Супруги тотчас уселись за стол.
– Кельнер! Цвей бифштекс и цвей бир! – скомандовал Николай Иванович прислуге и, обратясь к жирному человеку, спросил, приподнимая шляпу: – Кажется, тоже русские? Изволите в Париж на выставку ехать?
– Нет, уж с выставки, чтоб ей ни дна ни покрышки! – отвечал жирный человек, не переменяя своего положения. – Теперь обратно в свои московские палестины спешим.
– Вот удивительно, что вы так честите выставку! Все, которые оттуда возвратились, нам очень и очень хвалили ее. Говорят, уму помраченье.
– Грабеж-с… Грабеж на большой дороге за все, а жизнь – собачья. Конечно, везде цивилизация, но по цивилизации и грабят. Четвертаков-то этих самых сорокакопеечных мы вытаскивали, вытаскивали из-за голенища да инда[137] надсадились.
– Неужели такая дороговизна? – удивился Николай Иванович.
– Ну не так чтоб уж очень, – вставил свое слово усач, вынимая изо рта сигару. – Понятное дело, в Париже во время выставки все дороже, но…
– Ты, граф, молчи. Ты тратил не свои деньги, а чужие, так тебе и горя мало, – перебил его жирный человек, – а я и за тебя, и за себя свой истинник[138] вытаскивал. Да вот как… У нас в Москве, к примеру, ихний же французский «Сан-Жульен»[139] хоть в каком грабительском ресторане полтора целковых за бутылку, а с меня в Париже за бутылку этого самого вина шестнадцать четвертаков взяли. По сорока копеек четвертак – шесть рублей сорок. Пять бутылочек мы вот по глупости нашей с графом-переводчиком с жару охолостили – тридцать два рубля заплатили.
– Да ведь не тот «Сен-Жульен», Петр Никитич.
– Что ты мне толкуешь! «Сан-Жульен», все «Сан-Жульен». Грабители! Разбойники! Потом тоже делали нам по особому заказу простую русскую уху в ресторане… Переводчик! Как ресторан-то?

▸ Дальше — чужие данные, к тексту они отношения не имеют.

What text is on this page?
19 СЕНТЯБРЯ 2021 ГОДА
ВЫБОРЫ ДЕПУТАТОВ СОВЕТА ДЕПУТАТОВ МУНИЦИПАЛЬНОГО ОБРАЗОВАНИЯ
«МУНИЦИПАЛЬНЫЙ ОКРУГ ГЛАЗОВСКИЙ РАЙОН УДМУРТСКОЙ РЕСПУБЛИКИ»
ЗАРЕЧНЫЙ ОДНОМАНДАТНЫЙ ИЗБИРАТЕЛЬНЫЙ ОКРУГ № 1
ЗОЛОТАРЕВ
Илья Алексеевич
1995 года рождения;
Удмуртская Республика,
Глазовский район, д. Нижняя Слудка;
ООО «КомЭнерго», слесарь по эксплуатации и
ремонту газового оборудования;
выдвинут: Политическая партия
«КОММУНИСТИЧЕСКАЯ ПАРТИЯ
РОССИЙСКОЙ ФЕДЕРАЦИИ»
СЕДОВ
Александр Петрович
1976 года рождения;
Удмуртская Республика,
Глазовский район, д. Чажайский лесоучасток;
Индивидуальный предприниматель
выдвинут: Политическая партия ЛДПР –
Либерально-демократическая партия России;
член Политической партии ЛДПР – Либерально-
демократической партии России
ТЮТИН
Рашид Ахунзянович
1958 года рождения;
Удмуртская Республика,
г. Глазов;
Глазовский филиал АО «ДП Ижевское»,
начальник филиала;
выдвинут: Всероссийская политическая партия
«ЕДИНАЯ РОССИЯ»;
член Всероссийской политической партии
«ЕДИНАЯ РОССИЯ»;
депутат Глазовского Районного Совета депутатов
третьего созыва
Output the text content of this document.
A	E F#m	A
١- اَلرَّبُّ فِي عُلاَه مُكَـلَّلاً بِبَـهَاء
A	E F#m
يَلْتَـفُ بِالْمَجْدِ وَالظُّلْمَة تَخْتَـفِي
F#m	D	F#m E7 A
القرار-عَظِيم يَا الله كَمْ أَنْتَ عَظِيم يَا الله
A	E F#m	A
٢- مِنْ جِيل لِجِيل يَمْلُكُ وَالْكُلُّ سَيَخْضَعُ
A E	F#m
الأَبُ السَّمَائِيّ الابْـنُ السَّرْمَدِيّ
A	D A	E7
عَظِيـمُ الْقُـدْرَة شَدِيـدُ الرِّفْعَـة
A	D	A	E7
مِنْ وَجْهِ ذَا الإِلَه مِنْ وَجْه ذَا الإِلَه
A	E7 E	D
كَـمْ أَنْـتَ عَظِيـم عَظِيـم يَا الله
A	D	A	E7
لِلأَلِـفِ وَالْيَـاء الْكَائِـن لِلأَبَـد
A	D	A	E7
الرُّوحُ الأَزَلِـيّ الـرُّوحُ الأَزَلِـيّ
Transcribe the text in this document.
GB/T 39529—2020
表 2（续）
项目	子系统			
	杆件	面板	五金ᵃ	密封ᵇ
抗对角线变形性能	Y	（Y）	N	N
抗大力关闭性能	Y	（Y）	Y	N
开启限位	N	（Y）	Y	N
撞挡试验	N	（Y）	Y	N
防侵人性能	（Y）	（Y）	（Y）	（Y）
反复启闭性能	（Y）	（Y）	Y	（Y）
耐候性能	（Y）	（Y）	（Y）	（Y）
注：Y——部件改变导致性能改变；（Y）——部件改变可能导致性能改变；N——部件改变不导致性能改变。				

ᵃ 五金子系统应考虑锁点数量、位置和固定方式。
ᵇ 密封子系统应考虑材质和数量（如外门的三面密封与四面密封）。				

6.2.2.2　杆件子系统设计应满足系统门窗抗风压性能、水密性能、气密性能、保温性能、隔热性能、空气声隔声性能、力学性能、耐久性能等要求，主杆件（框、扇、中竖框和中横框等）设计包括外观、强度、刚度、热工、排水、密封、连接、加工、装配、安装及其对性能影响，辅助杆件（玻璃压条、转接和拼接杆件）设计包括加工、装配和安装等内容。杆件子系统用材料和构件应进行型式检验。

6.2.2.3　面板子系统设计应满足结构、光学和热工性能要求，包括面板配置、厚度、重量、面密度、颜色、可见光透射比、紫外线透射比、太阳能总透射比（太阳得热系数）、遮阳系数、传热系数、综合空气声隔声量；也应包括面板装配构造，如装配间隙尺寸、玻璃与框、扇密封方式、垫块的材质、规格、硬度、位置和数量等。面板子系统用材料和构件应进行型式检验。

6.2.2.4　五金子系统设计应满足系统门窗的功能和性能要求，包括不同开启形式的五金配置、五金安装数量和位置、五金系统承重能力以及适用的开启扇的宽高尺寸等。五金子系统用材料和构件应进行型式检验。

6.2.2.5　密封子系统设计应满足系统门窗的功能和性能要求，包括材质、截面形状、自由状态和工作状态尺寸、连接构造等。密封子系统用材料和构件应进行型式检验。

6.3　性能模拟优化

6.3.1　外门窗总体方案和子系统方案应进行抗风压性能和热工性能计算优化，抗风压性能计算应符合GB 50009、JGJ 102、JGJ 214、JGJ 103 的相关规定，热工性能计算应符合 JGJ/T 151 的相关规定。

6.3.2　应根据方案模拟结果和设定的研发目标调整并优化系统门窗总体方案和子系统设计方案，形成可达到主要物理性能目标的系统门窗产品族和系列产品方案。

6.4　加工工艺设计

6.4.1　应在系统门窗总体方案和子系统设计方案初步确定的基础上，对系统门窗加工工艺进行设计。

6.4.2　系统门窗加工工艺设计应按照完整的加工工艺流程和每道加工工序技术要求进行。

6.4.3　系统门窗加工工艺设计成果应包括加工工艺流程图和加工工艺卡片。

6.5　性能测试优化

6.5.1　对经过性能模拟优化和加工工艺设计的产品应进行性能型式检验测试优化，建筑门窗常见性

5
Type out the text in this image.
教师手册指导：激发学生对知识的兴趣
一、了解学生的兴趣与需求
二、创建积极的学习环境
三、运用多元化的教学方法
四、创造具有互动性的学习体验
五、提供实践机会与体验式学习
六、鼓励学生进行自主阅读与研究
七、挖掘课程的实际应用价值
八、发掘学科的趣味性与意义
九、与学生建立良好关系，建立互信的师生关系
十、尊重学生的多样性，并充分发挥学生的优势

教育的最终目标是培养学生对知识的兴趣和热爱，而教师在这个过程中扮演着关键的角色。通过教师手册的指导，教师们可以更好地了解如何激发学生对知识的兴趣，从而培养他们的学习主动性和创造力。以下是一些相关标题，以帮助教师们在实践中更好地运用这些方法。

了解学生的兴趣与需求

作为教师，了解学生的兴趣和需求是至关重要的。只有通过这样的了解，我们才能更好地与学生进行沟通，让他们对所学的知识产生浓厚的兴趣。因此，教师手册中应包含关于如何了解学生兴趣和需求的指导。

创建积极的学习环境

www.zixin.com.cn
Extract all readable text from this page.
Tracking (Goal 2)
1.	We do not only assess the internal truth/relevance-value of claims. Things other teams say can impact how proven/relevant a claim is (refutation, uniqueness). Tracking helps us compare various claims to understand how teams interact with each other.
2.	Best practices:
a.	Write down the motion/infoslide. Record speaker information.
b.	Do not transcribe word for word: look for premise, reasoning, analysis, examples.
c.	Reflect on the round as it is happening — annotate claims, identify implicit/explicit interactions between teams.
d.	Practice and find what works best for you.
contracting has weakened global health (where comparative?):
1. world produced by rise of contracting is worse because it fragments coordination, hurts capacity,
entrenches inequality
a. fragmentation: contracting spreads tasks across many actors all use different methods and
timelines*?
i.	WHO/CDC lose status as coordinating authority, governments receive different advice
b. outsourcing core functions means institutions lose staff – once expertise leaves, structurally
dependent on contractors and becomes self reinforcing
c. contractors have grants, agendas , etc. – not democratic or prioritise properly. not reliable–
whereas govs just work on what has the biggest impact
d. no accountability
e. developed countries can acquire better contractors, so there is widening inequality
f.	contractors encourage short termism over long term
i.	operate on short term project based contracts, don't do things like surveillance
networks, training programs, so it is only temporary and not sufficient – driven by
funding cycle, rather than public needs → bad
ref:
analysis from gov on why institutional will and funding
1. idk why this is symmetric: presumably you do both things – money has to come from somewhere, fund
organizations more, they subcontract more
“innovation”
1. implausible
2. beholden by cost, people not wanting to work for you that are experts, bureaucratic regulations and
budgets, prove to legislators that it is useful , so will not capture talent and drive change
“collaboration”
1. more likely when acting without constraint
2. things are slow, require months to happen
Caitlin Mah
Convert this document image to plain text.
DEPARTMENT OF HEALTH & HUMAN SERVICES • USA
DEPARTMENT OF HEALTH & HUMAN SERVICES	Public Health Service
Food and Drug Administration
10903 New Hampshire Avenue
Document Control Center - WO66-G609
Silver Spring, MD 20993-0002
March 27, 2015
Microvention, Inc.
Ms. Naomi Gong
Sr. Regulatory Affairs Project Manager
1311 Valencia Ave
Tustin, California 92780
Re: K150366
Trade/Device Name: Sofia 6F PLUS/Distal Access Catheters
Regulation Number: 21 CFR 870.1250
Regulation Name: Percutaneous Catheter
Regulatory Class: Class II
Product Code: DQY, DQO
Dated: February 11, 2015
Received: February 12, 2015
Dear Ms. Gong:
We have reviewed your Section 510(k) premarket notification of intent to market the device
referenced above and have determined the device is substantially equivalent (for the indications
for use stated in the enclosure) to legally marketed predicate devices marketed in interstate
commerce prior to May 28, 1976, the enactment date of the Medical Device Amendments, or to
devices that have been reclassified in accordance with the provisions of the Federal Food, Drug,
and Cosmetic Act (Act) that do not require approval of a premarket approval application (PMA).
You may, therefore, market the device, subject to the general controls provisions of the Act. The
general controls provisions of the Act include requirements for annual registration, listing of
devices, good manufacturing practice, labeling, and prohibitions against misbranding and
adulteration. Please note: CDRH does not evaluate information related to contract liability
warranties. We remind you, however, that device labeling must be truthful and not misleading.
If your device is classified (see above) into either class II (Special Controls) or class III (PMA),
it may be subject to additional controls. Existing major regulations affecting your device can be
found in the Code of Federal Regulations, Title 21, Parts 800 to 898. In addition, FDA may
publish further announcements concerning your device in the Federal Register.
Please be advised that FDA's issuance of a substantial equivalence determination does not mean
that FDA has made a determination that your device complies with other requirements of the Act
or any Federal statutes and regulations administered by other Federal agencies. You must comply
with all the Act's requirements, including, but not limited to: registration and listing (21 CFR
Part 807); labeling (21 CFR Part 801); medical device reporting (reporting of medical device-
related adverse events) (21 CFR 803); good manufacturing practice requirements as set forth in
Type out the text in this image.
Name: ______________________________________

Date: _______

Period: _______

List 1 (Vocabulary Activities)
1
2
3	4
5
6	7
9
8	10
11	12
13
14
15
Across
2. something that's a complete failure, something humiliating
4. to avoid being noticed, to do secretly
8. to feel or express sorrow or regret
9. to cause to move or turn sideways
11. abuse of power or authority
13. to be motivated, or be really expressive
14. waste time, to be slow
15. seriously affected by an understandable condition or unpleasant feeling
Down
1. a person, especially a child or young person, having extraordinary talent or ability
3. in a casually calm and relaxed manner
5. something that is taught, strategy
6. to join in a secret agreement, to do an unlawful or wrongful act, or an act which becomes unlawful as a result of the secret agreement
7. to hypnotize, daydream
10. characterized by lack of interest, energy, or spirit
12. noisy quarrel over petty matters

– «Бребан»[140]… – ответил усач.
– Ну вот этот «Барабан» так нас отбарабанил по карману, что до новых веников не забудешь. Стыдно и сказать-то, сколько за уху отдали.
– Да ведь ты же, Петр Никитич, непременно живую стерлядь захотел, а у них стерляди дунайские, из Австрии привозные…
– Ну так что ж из этого? Стерлядка была меньше комариного носа.
– Потом рейнская лососина.
– Молчи! Не выгораживай грабителей! Грабители и грабители! И не понимаю я, чего мы, русские, туда едем?.. – продолжал жирный человек. – Да у меня в Москве полная чаша, в четырнадцати комнатах с бабой и с детьми живу, шесть человек прислуги, глазом моргни, так со всех ног бросаются на услугу; у подъезда рысак в пролетке на резинах, а кучер на козлах – что твой протодьякон. А я потащился в Париж, чтоб за двадцать франков в день в двух паршивых каморках существовать, по шестьдесят три ступени под небеса отмеривать, на дурацких извозчиках трястись. Да у меня в Москве каждый приказчик вдвое лучше живет, чем я в Париже жил. Утром проснешься, звонишь, звонишь, чтоб к тебе прислужающий явился, – когда-то еще он явится! Самоваров нет, квасу нет, бани нет, о ботвинье[141] и не слыхали. Собачья жизнь, да и что ты хочешь! Напился ихнего паршивого кофею поутру – беги на выставку. Бродишь, бродишь, ломаешь, ломаешь ноги – обедать в трактир, а не домой. Сидишь в ихнем трактире и думаешь: «Батюшки! Не накормили бы лягушкой…» Поешь – сон тебя так и клонит. Тут бы прилечь да всхрапнуть, как православному человеку подобает, а ты опять бежишь, бежишь неизвестно куда, в какие-то театры…
– Зачем же ты бежал в театры? Ехал бы домой спать.